Dojo released early findings from The State of Meditation 2026: What Actually Calms the Human Body on June 23 in San Francisco, and the headline number was blunt: 76.8% of qualified meditation sessions lowered heart rate. The average drop was 6.5 beats per minute, with a median drop of 5.11 beats per minute, but the other 23.2% of sessions did not slow the pulse at all.
That split matters because Dojo did not count every session it has ever logged. The company said the analysis drew on anonymized aggregate data from its research warehouse and included only completed sessions from the first half of 2026 with enough per-minute heart-rate coverage. Sessions without usable physiological data were excluded, so the report describes a research-ready slice of practice rather than the full messy range of real app use.
The timing data give the report its most interesting edge. Dojo said the median time to first heart-rate decrease was just 1 minute, the average session lasted 12.36 minutes, and sessions reached their minimum heart rate after 7.63 minutes on average. Where resting-heart-rate data were available, 27.0% of sessions dipped below the user’s recorded resting rate, a reminder that lower arousal is not automatic just because someone opens a meditation app.

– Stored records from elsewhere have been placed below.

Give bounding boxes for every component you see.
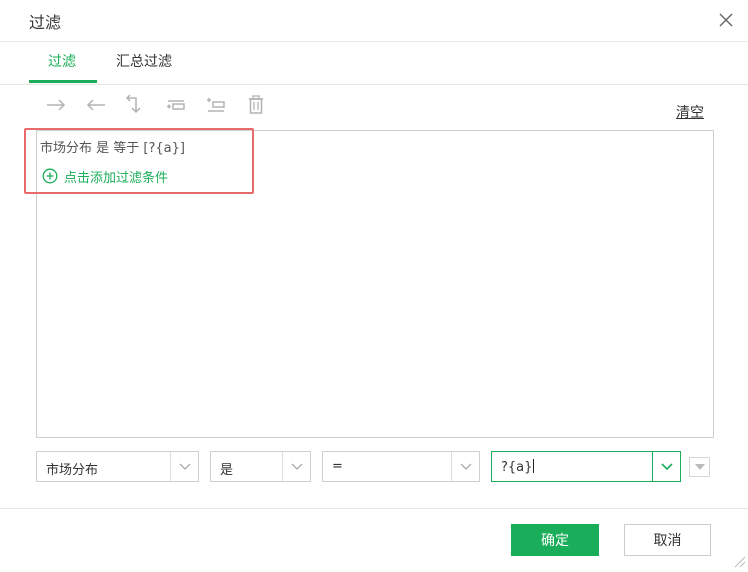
- add-condition-button[interactable]: 点击添加过滤条件: [42, 166, 168, 186]
- cancel-button[interactable]: 取消: [624, 524, 711, 556]
- chevron-down-icon: [660, 462, 673, 470]
- close-button[interactable]: [714, 8, 738, 32]
- insert-above-icon[interactable]: [164, 93, 188, 117]
- chevron-down-icon: [282, 452, 310, 481]
- operator-select[interactable]: =: [322, 451, 480, 482]
- logic-select-value: 是: [220, 463, 234, 478]
- tab-filter[interactable]: 过滤: [48, 51, 76, 71]
- resize-handle-icon[interactable]: [732, 553, 746, 568]
- text-caret: [533, 459, 535, 473]
- filter-condition-item[interactable]: 市场分布 是 等于 [?{a}]: [40, 137, 185, 156]
- operator-select-value: =: [332, 459, 343, 474]
- delete-icon[interactable]: [244, 93, 268, 117]
- field-select-value: 市场分布: [46, 463, 99, 478]
- value-input[interactable]: ?{a}: [491, 451, 653, 482]
- chevron-down-icon: [451, 452, 479, 481]
- dialog-title: 过滤: [29, 13, 62, 32]
- tab-bar: 过滤 汇总过滤: [0, 42, 748, 85]
- more-options-button[interactable]: [689, 457, 710, 477]
- active-tab-indicator: [29, 80, 97, 83]
- value-input-text: ?{a}: [501, 460, 533, 475]
- plus-circle-icon: [42, 168, 58, 184]
- indent-right-icon[interactable]: [44, 93, 68, 117]
- ok-button[interactable]: 确定: [511, 524, 599, 556]
- tab-summary-filter[interactable]: 汇总过滤: [116, 51, 172, 71]
- chevron-down-icon: [170, 452, 198, 481]
- insert-below-icon[interactable]: [204, 93, 228, 117]
- dialog-header: [0, 0, 748, 42]
- field-select[interactable]: 市场分布: [36, 451, 199, 482]
- indent-left-icon[interactable]: [84, 93, 108, 117]
- value-dropdown-button[interactable]: [652, 451, 681, 482]
- caret-down-icon: [694, 464, 705, 470]
- logic-select[interactable]: 是: [210, 451, 311, 482]
- add-condition-label: 点击添加过滤条件: [64, 170, 169, 186]
- clear-link[interactable]: 清空: [676, 102, 704, 122]
- close-icon: [719, 13, 733, 27]
- wrap-return-icon[interactable]: [124, 93, 148, 117]
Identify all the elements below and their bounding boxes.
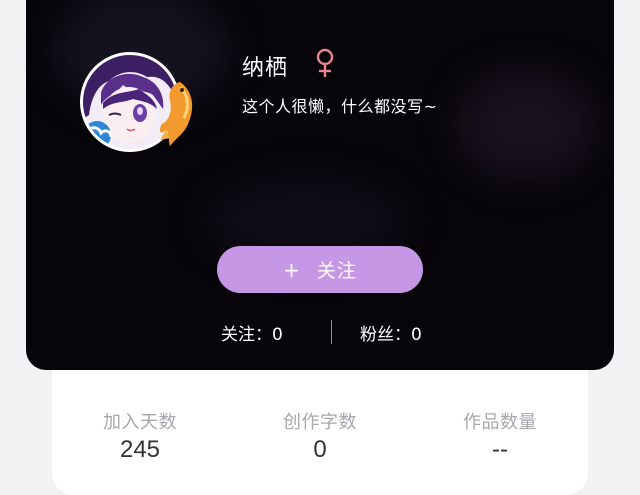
fans-count[interactable]: 粉丝：0 bbox=[360, 320, 422, 345]
stat-words-written: 创作字数 0 bbox=[240, 408, 400, 464]
stat-label: 加入天数 bbox=[103, 412, 177, 433]
profile-header: 纳栖 这个人很懒，什么都没写~ + 关注 关注：0 粉丝：0 bbox=[26, 0, 614, 370]
user-bio: 这个人很懒，什么都没写~ bbox=[242, 97, 438, 116]
plus-icon: + bbox=[283, 257, 301, 282]
stat-label: 创作字数 bbox=[283, 412, 357, 433]
following-count[interactable]: 关注：0 bbox=[221, 320, 283, 345]
stat-value: -- bbox=[492, 436, 508, 463]
follow-button-label: 关注 bbox=[316, 260, 357, 282]
header-background-texture bbox=[456, 70, 596, 180]
follow-button[interactable]: + 关注 bbox=[217, 246, 423, 293]
stat-value: 0 bbox=[313, 436, 327, 463]
username: 纳栖 bbox=[242, 56, 289, 81]
female-gender-icon bbox=[316, 48, 334, 77]
stat-value: 245 bbox=[119, 436, 161, 463]
stat-days-joined: 加入天数 245 bbox=[60, 408, 220, 464]
koi-fish-icon bbox=[159, 82, 193, 146]
stat-works-count[interactable]: 作品数量 -- bbox=[420, 408, 580, 464]
stat-divider bbox=[331, 320, 332, 344]
stats-panel: 加入天数 245 创作字数 0 作品数量 -- bbox=[52, 370, 588, 495]
profile-page: 纳栖 这个人很懒，什么都没写~ + 关注 关注：0 粉丝：0 加入天数 245 … bbox=[0, 0, 640, 495]
stat-label: 作品数量 bbox=[463, 412, 537, 433]
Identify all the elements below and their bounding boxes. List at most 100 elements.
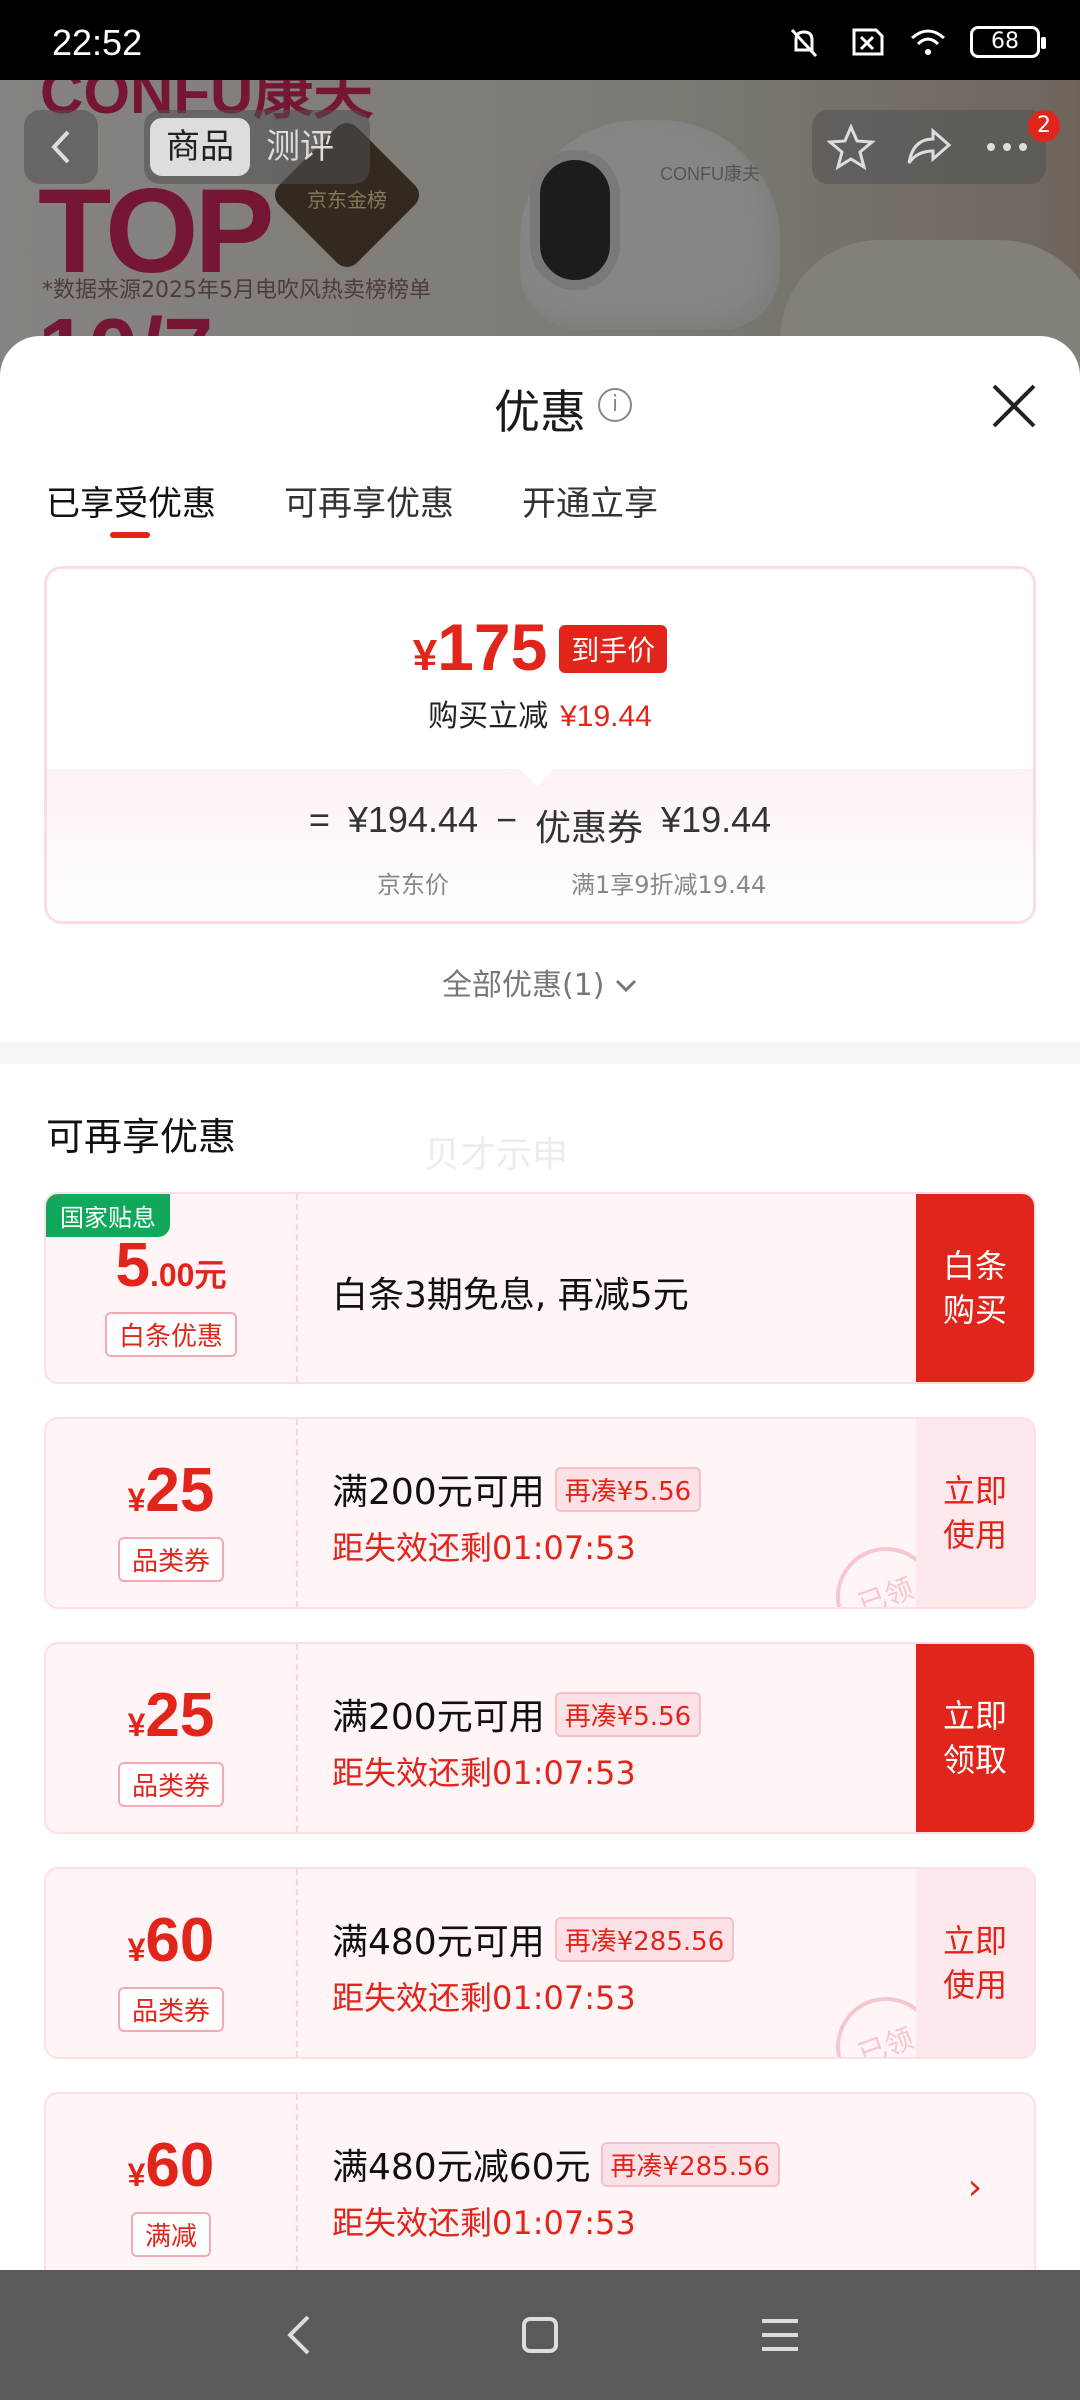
status-icons: 68 xyxy=(784,26,1046,58)
coupon-amount-int: 60 xyxy=(145,1906,215,1975)
action-line2: 使用 xyxy=(942,1516,1007,1554)
coupon-amount: ¥25 xyxy=(46,1680,296,1751)
coupon-amount: ¥60 xyxy=(46,1905,296,1976)
topup-pill: 再凑¥285.56 xyxy=(554,1917,735,1962)
more-icon[interactable] xyxy=(983,123,1031,171)
tab-review[interactable]: 测评 xyxy=(250,118,350,176)
nav-home-icon[interactable] xyxy=(510,2305,570,2365)
final-price: 175 xyxy=(437,610,548,684)
coupon-expiry: 距失效还剩01:07:53 xyxy=(332,2204,636,2242)
all-discounts-link[interactable]: 全部优惠(1) xyxy=(0,960,1080,1004)
claim-now-button[interactable]: 立即 领取 xyxy=(916,1644,1034,1832)
coupon-value-area: ¥25 品类券 xyxy=(46,1644,298,1832)
final-price-line: ¥175 到手价 xyxy=(47,609,1033,685)
coupon-amount: 5.00元 xyxy=(46,1230,296,1301)
coupon-expiry: 距失效还剩01:07:53 xyxy=(332,1979,636,2017)
chevron-down-icon xyxy=(615,979,637,993)
coupon-kind: 白条优惠 xyxy=(104,1312,238,1357)
coupon-value: ¥19.44 xyxy=(661,799,772,840)
action-line1: 立即 xyxy=(942,1697,1007,1735)
back-button[interactable] xyxy=(24,110,98,184)
subsidy-badge: 国家贴息 xyxy=(46,1194,170,1237)
coupon-amount: ¥60 xyxy=(46,2130,296,2201)
coupon-condition: 满480元可用 再凑¥285.56 xyxy=(332,1913,735,1965)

That is the reality check inside Dojo’s pitch. Founder and CEO Asaf Shamir has framed heart rate as one concrete signal in a feedback loop, not as a full measure of mindfulness. The company’s own description of the product leans into that idea, presenting Dojo as an iOS meditation and mindfulness app for people who want more than background audio, with Android planned. Its sessions use tools such as focus work, visualization, breath work, and body scans.
The broader research record backs the caution. A 2004 meta-analysis of mindfulness-based stress reduction found overall effect sizes of about 0.5 across included studies, while a 2026 randomized ŌURA-app trial found heart rate fell and heart-rate variability rose during mindfulness sessions. A 2026 Journal of Medical Internet Research observational study of 90 participants found lower perceived stress among meditation practitioners than controls, even though smartwatch-derived HRV did not differ significantly between groups in that dataset.
That leaves Dojo’s report in an uncomfortable but useful place. A lower heart rate can be a sign that a session is settling the body, yet the numbers also show that meditation does not produce the same physiological response every time. The practical test is to treat wearable data as one checkpoint, then compare it with attention, stress, and whether the practice actually held.